INAPTITUDE CONSÉCUTIVE AU HARCÈLEMENT MORAL : UN LICENCIEMENT NUL PAR NATURE
- Sébastien LAGOUTTE

- 10 juin 2025
- 3 min de lecture
Le harcèlement moral n’est pas seulement un comportement répréhensible moralement ou une faute disciplinaire : il est une cause de rupture illicite du contrat de travail lorsqu’il entraîne l’inaptitude du salarié. Un arrêt du 6 mai 2025 (Pourvoi n° 23-17.005) éclaire cette articulation entre santé au travail, harcèlement moral et procédure de licenciement. Il confirme la jurisprudence protectrice des salariés, tout en rappelant une exigence de rigueur en matière de dommages-intérêts.

Les faits
Dans cette affaire, un salarié, conseiller vente et responsable logistique dans un magasin franchisé « Darty », a été placé en arrêt maladie à l’automne 2019. Après trois mois, le médecin du travail le déclare définitivement inapte. Le salarié est licencié pour inaptitude et impossibilité de reclassement en avril 2020. Soutenant avoir été victime de harcèlement moral à l’origine de sa souffrance au travail et de son inaptitude, il saisit le Conseil de prud’hommes pour obtenir la nullité de son licenciement.
Rappel de la procédure
Le conseil des prud’hommes, puis la Cour d’appel de Chambéry (21 mars 2023), lui donnent raison. La cour retient que l’inaptitude trouve son origine dans un « management harcelant ». Elle annule alors le licenciement, condamne l’employeur à des dommages-intérêts, et accorde une somme distincte pour non-respect de l’article L. 1226-4 du Code du travail (salaires dus en cas d’inaptitude). L’employeur forme un pourvoi en cassation.
La question de droit
Deux questions étaient posées à la Cour de cassation : Peut-on annuler un licenciement pour inaptitude lorsqu’il est consécutif à un harcèlement moral ? Le salarié peut-il prétendre à des dommages-intérêts spécifiques pour non-paiement du salaire au-delà du mois suivant l’inaptitude, même sans démonstration d’une mauvaise foi de l’employeur ?
La décision de la Cour de cassation
La Haute juridiction confirme en partie l’arrêt de la Cour d’appel : Oui, le licenciement est nul.
Elle approuve les juges du fond d’avoir établi que l’inaptitude résultait directement du harcèlement moral dont le salarié avait été victime.

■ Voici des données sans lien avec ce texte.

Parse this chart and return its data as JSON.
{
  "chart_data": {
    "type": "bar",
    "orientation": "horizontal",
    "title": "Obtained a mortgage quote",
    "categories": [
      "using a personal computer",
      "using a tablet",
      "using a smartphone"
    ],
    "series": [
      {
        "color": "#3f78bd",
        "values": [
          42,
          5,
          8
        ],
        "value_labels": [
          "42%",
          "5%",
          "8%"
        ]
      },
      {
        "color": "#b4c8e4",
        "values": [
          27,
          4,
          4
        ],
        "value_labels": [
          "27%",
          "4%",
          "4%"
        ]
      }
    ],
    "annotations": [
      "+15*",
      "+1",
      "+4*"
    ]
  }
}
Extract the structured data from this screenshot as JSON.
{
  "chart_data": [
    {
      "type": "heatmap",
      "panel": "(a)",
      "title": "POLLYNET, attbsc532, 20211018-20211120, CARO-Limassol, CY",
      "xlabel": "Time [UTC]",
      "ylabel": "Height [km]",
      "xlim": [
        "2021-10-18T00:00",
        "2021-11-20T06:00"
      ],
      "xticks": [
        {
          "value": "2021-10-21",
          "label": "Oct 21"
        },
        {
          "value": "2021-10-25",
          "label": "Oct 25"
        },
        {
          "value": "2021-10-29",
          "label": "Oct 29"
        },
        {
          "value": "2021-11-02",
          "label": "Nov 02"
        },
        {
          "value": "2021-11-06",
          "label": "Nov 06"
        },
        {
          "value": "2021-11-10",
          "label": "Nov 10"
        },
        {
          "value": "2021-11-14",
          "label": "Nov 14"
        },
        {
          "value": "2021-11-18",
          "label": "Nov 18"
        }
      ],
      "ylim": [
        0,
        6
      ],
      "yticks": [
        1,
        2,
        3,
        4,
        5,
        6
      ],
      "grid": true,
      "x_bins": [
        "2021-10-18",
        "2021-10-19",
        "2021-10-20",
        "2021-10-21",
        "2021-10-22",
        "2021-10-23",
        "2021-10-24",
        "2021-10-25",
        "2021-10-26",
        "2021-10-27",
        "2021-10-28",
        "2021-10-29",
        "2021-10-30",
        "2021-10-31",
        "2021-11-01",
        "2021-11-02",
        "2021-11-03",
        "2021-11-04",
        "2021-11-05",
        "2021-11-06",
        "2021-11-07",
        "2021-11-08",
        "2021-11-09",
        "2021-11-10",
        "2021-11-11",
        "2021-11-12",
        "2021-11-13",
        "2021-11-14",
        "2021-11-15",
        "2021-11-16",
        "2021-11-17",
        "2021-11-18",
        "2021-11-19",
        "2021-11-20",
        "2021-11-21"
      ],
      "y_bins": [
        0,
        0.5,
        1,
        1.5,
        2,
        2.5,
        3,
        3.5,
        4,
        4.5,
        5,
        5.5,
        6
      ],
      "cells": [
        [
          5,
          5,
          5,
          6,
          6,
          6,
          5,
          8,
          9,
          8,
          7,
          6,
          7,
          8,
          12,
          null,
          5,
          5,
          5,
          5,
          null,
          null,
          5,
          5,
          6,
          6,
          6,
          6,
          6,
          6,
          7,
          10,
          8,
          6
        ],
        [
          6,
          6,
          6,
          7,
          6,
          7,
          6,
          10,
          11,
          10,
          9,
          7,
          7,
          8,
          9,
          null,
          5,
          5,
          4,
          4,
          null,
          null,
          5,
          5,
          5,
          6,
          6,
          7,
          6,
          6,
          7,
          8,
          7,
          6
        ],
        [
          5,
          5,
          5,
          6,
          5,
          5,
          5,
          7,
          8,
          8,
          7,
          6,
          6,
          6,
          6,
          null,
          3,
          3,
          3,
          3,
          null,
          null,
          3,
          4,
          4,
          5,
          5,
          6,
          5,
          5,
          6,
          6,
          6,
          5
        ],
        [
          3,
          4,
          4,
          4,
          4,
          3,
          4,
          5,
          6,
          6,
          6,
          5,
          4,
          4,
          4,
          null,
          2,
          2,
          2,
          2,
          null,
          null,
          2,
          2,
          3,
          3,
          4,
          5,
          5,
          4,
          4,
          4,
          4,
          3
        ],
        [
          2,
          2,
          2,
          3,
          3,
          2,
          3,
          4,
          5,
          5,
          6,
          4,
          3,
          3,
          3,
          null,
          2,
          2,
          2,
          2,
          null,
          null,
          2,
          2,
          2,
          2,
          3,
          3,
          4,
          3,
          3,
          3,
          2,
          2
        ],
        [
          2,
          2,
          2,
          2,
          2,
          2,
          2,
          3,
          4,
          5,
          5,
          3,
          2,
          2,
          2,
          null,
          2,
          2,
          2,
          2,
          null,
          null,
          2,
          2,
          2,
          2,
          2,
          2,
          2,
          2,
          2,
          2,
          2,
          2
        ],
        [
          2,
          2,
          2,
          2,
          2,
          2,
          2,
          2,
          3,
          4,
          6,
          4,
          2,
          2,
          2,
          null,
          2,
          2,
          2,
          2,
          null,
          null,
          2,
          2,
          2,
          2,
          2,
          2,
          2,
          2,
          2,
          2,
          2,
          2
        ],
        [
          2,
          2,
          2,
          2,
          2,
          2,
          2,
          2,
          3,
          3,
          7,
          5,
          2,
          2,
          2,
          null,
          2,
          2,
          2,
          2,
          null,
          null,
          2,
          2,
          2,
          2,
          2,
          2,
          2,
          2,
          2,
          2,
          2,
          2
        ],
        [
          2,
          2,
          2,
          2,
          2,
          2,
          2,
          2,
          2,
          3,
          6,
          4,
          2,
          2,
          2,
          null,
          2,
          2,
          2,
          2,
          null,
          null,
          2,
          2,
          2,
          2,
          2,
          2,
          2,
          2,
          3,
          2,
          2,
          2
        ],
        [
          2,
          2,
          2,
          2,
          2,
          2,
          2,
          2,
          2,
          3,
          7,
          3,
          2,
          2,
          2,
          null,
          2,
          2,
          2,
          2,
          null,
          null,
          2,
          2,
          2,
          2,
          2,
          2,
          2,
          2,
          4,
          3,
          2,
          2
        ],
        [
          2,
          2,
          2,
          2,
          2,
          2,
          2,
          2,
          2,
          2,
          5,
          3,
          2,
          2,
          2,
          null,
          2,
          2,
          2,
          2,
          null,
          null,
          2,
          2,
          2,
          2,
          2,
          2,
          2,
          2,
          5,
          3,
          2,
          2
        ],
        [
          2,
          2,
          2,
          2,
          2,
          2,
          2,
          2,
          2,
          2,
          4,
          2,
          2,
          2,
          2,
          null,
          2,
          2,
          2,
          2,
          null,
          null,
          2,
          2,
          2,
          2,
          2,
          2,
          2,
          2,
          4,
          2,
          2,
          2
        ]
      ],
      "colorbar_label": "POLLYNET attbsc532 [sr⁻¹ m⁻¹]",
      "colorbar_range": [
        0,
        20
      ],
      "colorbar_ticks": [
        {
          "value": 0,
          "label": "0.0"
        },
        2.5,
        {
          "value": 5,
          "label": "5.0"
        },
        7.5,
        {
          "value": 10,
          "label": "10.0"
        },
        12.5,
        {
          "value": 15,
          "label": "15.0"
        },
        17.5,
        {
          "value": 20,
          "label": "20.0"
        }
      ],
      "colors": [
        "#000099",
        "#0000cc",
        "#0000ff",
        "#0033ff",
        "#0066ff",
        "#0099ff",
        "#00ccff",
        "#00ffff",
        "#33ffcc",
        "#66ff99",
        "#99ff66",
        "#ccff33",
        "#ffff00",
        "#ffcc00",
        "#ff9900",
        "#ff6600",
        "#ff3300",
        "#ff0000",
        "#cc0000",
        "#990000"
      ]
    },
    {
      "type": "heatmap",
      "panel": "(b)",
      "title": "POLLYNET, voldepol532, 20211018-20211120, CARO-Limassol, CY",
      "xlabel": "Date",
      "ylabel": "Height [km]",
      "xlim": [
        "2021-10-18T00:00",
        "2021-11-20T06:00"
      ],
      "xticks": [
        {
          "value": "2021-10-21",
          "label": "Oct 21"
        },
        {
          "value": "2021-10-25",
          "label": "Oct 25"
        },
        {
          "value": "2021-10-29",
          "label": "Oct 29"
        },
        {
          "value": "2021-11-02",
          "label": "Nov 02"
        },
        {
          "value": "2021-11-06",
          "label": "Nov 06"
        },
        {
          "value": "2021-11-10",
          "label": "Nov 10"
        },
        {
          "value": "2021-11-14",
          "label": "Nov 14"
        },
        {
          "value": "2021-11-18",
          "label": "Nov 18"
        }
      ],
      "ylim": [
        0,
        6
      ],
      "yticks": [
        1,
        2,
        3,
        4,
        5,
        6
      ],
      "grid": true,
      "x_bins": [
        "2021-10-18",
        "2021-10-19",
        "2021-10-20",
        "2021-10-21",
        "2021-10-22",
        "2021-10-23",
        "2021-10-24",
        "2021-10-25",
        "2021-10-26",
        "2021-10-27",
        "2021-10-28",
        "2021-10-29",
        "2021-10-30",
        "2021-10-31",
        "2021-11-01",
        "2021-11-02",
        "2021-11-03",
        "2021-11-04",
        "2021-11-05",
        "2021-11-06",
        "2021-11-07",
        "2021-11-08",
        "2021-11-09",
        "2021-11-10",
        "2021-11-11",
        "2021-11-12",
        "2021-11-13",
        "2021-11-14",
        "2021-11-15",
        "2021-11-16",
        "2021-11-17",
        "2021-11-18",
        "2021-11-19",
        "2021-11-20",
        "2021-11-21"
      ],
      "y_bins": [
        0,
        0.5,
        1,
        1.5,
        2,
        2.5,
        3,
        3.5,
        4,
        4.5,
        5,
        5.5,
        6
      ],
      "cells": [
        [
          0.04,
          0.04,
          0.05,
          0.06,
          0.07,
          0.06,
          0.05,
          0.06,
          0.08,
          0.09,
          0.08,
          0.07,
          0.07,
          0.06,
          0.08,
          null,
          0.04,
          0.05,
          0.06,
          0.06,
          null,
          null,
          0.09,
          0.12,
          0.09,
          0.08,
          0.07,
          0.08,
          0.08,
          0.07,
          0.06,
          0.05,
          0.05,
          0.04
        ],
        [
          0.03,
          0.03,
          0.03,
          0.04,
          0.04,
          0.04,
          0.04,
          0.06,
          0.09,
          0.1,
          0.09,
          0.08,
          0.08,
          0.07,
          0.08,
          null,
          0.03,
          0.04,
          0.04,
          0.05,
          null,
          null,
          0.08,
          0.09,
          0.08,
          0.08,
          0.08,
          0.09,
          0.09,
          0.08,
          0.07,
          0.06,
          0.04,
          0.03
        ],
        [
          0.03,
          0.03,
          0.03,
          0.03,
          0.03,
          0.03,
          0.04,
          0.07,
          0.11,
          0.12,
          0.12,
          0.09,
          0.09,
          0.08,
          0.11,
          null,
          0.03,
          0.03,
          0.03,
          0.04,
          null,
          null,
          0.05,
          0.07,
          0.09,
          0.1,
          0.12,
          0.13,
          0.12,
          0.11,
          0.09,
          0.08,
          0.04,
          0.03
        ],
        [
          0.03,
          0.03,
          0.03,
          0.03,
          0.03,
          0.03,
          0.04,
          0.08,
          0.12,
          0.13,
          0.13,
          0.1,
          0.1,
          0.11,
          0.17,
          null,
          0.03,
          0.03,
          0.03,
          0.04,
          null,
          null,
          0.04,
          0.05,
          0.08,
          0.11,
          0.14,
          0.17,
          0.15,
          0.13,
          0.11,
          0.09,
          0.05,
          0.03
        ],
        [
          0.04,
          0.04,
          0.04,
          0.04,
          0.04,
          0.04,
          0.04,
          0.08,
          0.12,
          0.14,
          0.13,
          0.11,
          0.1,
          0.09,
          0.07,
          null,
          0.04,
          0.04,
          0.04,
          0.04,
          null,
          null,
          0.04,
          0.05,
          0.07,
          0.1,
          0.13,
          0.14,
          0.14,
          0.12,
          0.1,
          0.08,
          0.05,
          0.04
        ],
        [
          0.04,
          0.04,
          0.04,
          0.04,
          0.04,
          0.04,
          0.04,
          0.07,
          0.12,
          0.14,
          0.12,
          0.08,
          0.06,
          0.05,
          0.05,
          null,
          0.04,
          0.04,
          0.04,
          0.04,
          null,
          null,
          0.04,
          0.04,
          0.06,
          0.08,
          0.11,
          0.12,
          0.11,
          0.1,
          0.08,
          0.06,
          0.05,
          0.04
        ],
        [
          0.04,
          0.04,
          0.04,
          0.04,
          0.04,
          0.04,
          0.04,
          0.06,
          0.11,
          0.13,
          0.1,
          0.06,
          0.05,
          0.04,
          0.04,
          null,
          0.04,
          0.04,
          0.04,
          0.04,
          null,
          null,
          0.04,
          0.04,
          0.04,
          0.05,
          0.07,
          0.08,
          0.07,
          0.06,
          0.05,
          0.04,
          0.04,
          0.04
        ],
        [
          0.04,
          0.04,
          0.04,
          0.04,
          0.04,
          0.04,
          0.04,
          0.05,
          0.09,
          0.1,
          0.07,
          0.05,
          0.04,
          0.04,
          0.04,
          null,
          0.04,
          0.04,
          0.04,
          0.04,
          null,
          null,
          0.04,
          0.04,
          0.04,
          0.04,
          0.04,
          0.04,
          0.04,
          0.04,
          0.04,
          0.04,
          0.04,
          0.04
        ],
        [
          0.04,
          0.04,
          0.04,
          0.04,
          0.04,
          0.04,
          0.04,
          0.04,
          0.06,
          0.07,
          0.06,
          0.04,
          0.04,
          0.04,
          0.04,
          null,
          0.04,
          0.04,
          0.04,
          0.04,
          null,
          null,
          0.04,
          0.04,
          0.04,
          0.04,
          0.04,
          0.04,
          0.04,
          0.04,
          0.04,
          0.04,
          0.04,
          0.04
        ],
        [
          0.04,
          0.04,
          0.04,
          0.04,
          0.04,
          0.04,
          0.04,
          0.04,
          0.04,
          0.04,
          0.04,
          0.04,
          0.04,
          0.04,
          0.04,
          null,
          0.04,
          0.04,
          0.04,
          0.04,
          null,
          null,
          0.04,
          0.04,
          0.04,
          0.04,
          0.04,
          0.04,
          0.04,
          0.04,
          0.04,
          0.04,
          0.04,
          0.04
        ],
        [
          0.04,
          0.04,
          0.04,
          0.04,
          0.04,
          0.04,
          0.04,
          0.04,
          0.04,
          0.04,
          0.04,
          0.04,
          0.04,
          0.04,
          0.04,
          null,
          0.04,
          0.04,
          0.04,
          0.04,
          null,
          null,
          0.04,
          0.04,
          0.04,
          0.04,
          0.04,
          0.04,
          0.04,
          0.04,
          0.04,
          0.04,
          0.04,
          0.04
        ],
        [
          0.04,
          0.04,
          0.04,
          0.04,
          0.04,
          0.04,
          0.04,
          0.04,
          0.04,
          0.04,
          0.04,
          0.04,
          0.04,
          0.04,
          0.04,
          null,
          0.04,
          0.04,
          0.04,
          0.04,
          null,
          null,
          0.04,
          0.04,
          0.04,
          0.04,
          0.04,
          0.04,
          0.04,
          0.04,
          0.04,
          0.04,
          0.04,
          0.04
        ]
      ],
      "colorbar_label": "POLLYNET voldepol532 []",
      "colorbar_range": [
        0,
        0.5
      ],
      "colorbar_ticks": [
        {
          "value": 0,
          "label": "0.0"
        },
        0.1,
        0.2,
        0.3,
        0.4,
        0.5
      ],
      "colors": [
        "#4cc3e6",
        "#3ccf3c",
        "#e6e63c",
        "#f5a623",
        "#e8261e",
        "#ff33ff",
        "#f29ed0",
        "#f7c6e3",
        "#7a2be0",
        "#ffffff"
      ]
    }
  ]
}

Le lien de causalité est jugé suffisant, sans exiger davantage de preuves.
Rappel utile : L’article L. 1152-3 du Code du travail protège le salarié contre toute rupture de contrat en lien avec des faits de harcèlement moral, même en cas d’inaptitude constatée par la médecine du travail.
En revanche, la Cour de cassation censure la décision sur le second point : La cour d’appel avait alloué une somme de 1.000 € au salarié pour le retard dans le paiement des salaires dus après l’inaptitude. Or, la Cour de cassation rappelle que seuls les intérêts moratoires sont dus automatiquement.
Des dommages-intérêts distincts ne peuvent être accordés que si :
l’employeur a agi de mauvaise foi,
et le salarié prouve un préjudice spécifique et indépendant du simple retard.
Ces deux conditions n’étaient pas réunies en l’espèce.
La Cour confirme sa jurisprudence bien établie : quand un harcèlement entraîne une inaptitude, le licenciement qui s’en suit est nul. C’est une protection forte, essentielle pour les victimes dont l’état de santé ne permet plus la poursuite du contrat.
Ce n’est pas à l’employeur de s’interroger sur l’intention du salarié, mais à la justice de constater le lien de causalité. Dès que ce lien est établi, la nullité s’impose.
Mais la cassation partielle sur l’article L. 1226-4 rappelle une exigence plus stricte sur l’octroi de dommages-intérêts :
Il ne suffit pas qu’un retard de paiement existe.
Il faut démontrer la mauvaise foi de l’employeur et un préjudice spécifique.
Cela peut compliquer la reconnaissance des préjudices financiers subis en cas d’inaptitude. Le salarié devra apporter une preuve renforcée (situation de précarité, loyers impayés, etc.).
Cet arrêt du 6 mai 2025 est un signal fort pour les employeurs : on ne peut pas se retrancher derrière une inaptitude médicale pour contourner une situation de harcèlement moral. Mais il rappelle aussi aux salariés qu’en matière d’indemnisation, la preuve reste essentielle.
Les représentants du personnel, les syndicats et les avocats de salariés devront donc veiller à bien documenter la chaîne causale entre harcèlement et inaptitude, et à chiffrer précisément les préjudices pour en obtenir réparation.